Three young women playing lots of sparkly, shimmery synth... well, it doesn't sound like the stuff of great pop music. And even after their beautiful debut EP, I was a bit worried about whether their music would last the stretch over an entire full-length album.



Well, fortunately those worries were needless -- even though there's really only keyboard, they know how to mix it up. Their synth is bouncy, sparkly, languid, soft, shimmering, fuzzy, eerie, staticky, soaring, rippling and majestic -- they can do basically anything with it. It's laced with drum machines, and the occasional moment of violin.



The upbeat music is matched by the vocals -- all three contribute, and all their voices are sweet, pleasant and girlish. And their lyrics are pretty simple, but heartfelt -- lovers who've departed and loves that are dwindling ("to thaw the icy sentiment/of love that's gone when winter's spent").

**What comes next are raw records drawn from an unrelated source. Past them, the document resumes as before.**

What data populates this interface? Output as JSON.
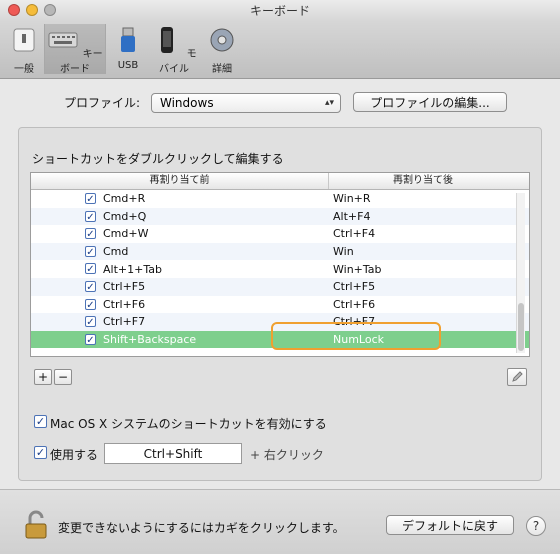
{
  "window": {
    "title": "キーボード"
  },
  "toolbar": {
    "items": [
      {
        "label": "一般",
        "icon": "switch-icon"
      },
      {
        "label": "キーボード",
        "icon": "keyboard-icon"
      },
      {
        "label": "USB",
        "icon": "usb-icon"
      },
      {
        "label": "モバイル",
        "icon": "iphone-icon"
      },
      {
        "label": "詳細",
        "icon": "gear-icon"
      }
    ]
  },
  "profile": {
    "label": "プロファイル:",
    "value": "Windows",
    "edit_button": "プロファイルの編集..."
  },
  "shortcuts": {
    "section_title": "ショートカットをダブルクリックして編集する",
    "col1": "再割り当て前",
    "col2": "再割り当て後",
    "rows": [
      {
        "before": "Cmd+R",
        "after": "Win+R"
      },
      {
        "before": "Cmd+Q",
        "after": "Alt+F4"
      },
      {
        "before": "Cmd+W",
        "after": "Ctrl+F4"
      },
      {
        "before": "Cmd",
        "after": "Win"
      },
      {
        "before": "Alt+1+Tab",
        "after": "Win+Tab"
      },
      {
        "before": "Ctrl+F5",
        "after": "Ctrl+F5"
      },
      {
        "before": "Ctrl+F6",
        "after": "Ctrl+F6"
      },
      {
        "before": "Ctrl+F7",
        "after": "Ctrl+F7"
      },
      {
        "before": "Shift+Backspace",
        "after": "NumLock"
      }
    ],
    "add_label": "+",
    "remove_label": "−"
  },
  "options": {
    "macos_shortcuts": "Mac OS X システムのショートカットを有効にする",
    "use_label": "使用する",
    "modifier_value": "Ctrl+Shift",
    "right_click_label": "+ 右クリック"
  },
  "footer": {
    "lock_text": "変更できないようにするにはカギをクリックします。",
    "default_button": "デフォルトに戻す",
    "help_label": "?"
  }
}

But they include the occasional budding love song. I gotta say, I love "Stars" for this reason alone: "You wanna measure stars in the backyard with a calculator and a ruler, baby/I found a letter that describes how the moonlight will lead me to the distant place that you will be."



Au Revoir Simone made a lovely soundtrack for a dreamlike summer vacation -- shimmery little pop tunes, full of love past and future. It might not blow your mind, but it will lull it into a lovely waking dream."
Sometimes you can judge a book (CD) by its cover
Wes Saylors Jr. | Boone, North Carolina | 11/08/2008
(4 out of 5 stars)

"I didn't actually buy 'The Bird of Music' for the cover. I bought it for the band name, Au Revoir Simone (a line yelped by Pee Wee Herman in his first movie). The three women who comprise this keyboard friendly band did an advertising spot on my local NPR station and I immediately thought, 'I have to buy an album by a band named Au Revoir Simone'. And I did. I had never heard of them before but I went ahead and bought the two albums Amazon was selling. I'm really glad I did. -- 'The Bird of Music', in its tiny, playfully, keyboardy way, is a minor epic. Each song (even the ones that clock in at under 3 minutes) take so many langorous turns and explore so many different melodies, it's as if Jim Steinman got locked in a Casio showroom one night and decided to compose songs until he was rescued. But that's not even painting a full picture. The album should be listened to from beginning to end, no interruptions, to fall under its spell. This album casts a spell, and it uses every song in its order to do so. It isn't background noise ... not that kind of spell. It's more of an overall mood set and achieved by the album while it tells its different stories. And the stories are well-told. If it isn't everyone's glass of tea (one friend remarked that the album sounded like wood sprites singing about boys) it's a really good glass of tea. I don't normally recommend buying a CD on the merits of a band name (oftentimes, that's the only interesting thing about the CD), but on this terrific occasion, the band's unique name lived up to the band's unique offerings."